The situation at Artas was comparatively calm, and to Granqvist it was like coming home. She had collected most of her data during her first visit and was now able to settle down to work. She even had time to write academic papers as well as articles for newspaper in both Finland and Sweden. She also kept a detailed journal, illustrated with photographs, that she sent home to her mother and to Valter.
But she was not entirely at peace. Although still preoccupied with Leonhard Rost she found an even greater adversary in Aapeli Saarisalo. He was conducting research in northern Palestine, and during Granqvist’s absence he had begun to take an interest in Artas. He had even interviewed Louise Baldensperger about marriage rituals. Saarisalo was a new, dangerous competitor to worry about.
By spring 1930, Granqvist had still not received any information about whether she would be allowed to defend her dissertation at the University of Helsinki. The situation had become unbearable. She was torn between Edward Westermarck’s positive response and Knut Tallqvist’s scathing criticism, which was communicated to her through Landtman.

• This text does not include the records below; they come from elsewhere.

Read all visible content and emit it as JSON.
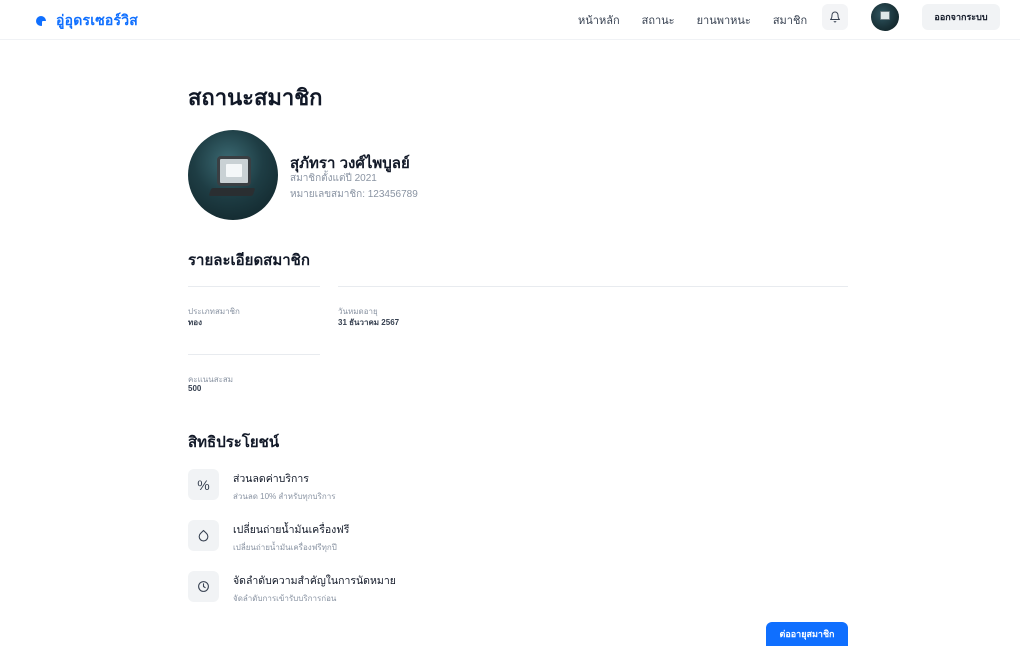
{
  "brand": {
    "name": "อู่อุดรเซอร์วิส",
    "accent": "#0f6fff"
  },
  "nav": {
    "items": [
      "หน้าหลัก",
      "สถานะ",
      "ยานพาหนะ",
      "สมาชิก"
    ],
    "logout_label": "ออกจากระบบ",
    "bell_icon": "bell-icon"
  },
  "page": {
    "title": "สถานะสมาชิก"
  },
  "profile": {
    "name": "สุภัทรา วงศ์ไพบูลย์",
    "since": "สมาชิกตั้งแต่ปี 2021",
    "member_no": "หมายเลขสมาชิก: 123456789"
  },
  "details": {
    "title": "รายละเอียดสมาชิก",
    "fields": [
      {
        "label": "ประเภทสมาชิก",
        "value": "ทอง"
      },
      {
        "label": "วันหมดอายุ",
        "value": "31 ธันวาคม 2567"
      },
      {
        "label": "คะแนนสะสม",
        "value": "500"
      }
    ]
  },
  "benefits": {
    "title": "สิทธิประโยชน์",
    "items": [
      {
        "icon": "percent-icon",
        "title": "ส่วนลดค่าบริการ",
        "desc": "ส่วนลด 10% สำหรับทุกบริการ"
      },
      {
        "icon": "oil-drop-icon",
        "title": "เปลี่ยนถ่ายน้ำมันเครื่องฟรี",
        "desc": "เปลี่ยนถ่ายน้ำมันเครื่องฟรีทุกปี"
      },
      {
        "icon": "clock-icon",
        "title": "จัดลำดับความสำคัญในการนัดหมาย",
        "desc": "จัดลำดับการเข้ารับบริการก่อน"
      }
    ]
  },
  "actions": {
    "renew_label": "ต่ออายุสมาชิก"
  }
}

Support for the Swedish American Colony in Jerusalem
One welcomed distraction from Granqvist’s own problems was the dramatic disintegration of the American Colony in Jerusalem, a religious sect whose members mostly came from the village of Nås in the Swedish province of Dalarna. She had first read about them in Selma Lagerlöf’s novel Jerusalem, but in the autumn of 1930 Granqvist was presented with a completely different narrative via the photographer Lewis Larson, a former member of the sect.
Larson led a breakaway faction and was able to give evidence of abuse of power, double-dealing and an informant culture behind the impeccable façade. This new information did not tally with Selma Lagerlöf’s description of the group’s “ancient Christian message of love”. Granqvist felt compelled to dig deeper, and she began work on an article about the colony.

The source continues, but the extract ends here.